University celebrates Canada 150
To officially open Evergreen Pond and Circle, the U of A will be hosting an all-ages event on Sunday, Sept. 24 at the university's South Campus, located at the intersection of 63 Avenue and 118 Street.
For more information about the activities planned and where to park, click here.
The idea proposed and adopted by the Sesquicentennial Committee was to create a campus commons, in the vein of a city central park or a college quad, in the middle of an academic campus on South Campus.
When fully developed, this place-making legacy project will be a focal point in the public realm, echoing the agrarian notion of a fallow, intentionally leaving land uncultivated for a duration to let it recover its fertility, a collegiate notion of sabbatical, setting aside time for field research and scholarship, and most of all, a notion of a liberal education, pursuing the search for knowledge and understanding in juxtaposition with an engaging life of practical employment.
Thanks to one of our archivist-minded colleagues, the development of the design was inspired by worthy words of prominent people who have or had a connection to the university, such as alumnus Wilton Littlechild, who recently served as a commission with the Truth and Reconciliation Commission, alumnus and writer W.O. Mitchell and former Prime Minister Pierre Trudeau, an honourary degree recipient.

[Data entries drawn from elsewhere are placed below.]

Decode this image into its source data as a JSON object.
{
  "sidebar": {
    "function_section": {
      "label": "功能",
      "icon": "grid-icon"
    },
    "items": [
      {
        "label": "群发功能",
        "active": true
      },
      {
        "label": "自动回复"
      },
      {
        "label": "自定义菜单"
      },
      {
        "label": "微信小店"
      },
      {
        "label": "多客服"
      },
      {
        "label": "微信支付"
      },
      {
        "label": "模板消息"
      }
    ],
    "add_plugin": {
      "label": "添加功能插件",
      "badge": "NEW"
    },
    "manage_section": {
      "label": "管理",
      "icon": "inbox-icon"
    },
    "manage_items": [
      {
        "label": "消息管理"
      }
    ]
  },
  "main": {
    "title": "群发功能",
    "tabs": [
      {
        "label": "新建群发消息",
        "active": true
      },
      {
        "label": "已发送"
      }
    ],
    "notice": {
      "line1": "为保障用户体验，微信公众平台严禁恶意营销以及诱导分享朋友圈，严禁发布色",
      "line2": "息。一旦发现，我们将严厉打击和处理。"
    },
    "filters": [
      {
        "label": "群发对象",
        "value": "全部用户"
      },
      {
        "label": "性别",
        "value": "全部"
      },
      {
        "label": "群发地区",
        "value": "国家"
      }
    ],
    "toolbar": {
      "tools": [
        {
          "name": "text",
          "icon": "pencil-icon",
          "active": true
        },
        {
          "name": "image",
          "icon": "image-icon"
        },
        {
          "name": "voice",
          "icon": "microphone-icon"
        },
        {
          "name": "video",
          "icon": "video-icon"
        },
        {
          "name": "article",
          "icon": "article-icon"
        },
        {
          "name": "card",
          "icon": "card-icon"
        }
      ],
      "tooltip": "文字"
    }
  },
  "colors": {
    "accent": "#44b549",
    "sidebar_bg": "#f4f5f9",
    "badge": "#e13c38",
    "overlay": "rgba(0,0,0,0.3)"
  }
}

The concept design is an arena stage, a simple circular form, gently laid onto a raised plateau adjacent to a carefully moulded utility stormwater management pond.
The water feature is, of course, a practical engineering solution to water retention. But it also serves as a sustainability step towards caring for our environment and demonstrating our commitment to environmental responsibility.
The stage is a classical form of open invitation to engage and participate, whether it be a gathering, a ceremony, an oratory, a performance or a reflection. The ingredients of the design are the natural elements of earth, fire, water, wood, stone and air. When combined and articulated, they give form to a dance between nature and human activity, conveying an authenticity of place, an authentic moment of time, an authenticity of purpose and a sense of timelessness through its ability to evolve over time.
The design provided an opportunity for naming also. Evergreen Pond is a direct reference to the name of U of A's yearbook Evergreen and Gold. The word evergreen also conjures up images of renewal and regeneration that embrace the themes of environmental stewardship and youth. Pond suggests a place for repose. The Circle, name for the arena stage, is non-prescriptive in its simplicity in nomenclature and its open-endedness for interpretation and use, embracing the other two sesquicentennial celebration themes of reconciliation with Indigenous peoples as well as diversity and inclusion.
What the future holds
It was a rewarding experience for members of the committee to be able to interest and assemble a village of engaged and committed participants through all aspects of the project’s implementation as well as program planning for the upcoming celebratory event.
One could imagine and dream about the countless stories and memories of those who would come to experience this stage and the naturalized pond in the days ahead.
Will this Sesquicentennial legacy project be a welcomed venue or perhaps an invitation to contemplate and rebuild relationships under an ever-changing but comforting prairie sky? That is the committee’s hope. Time will tell.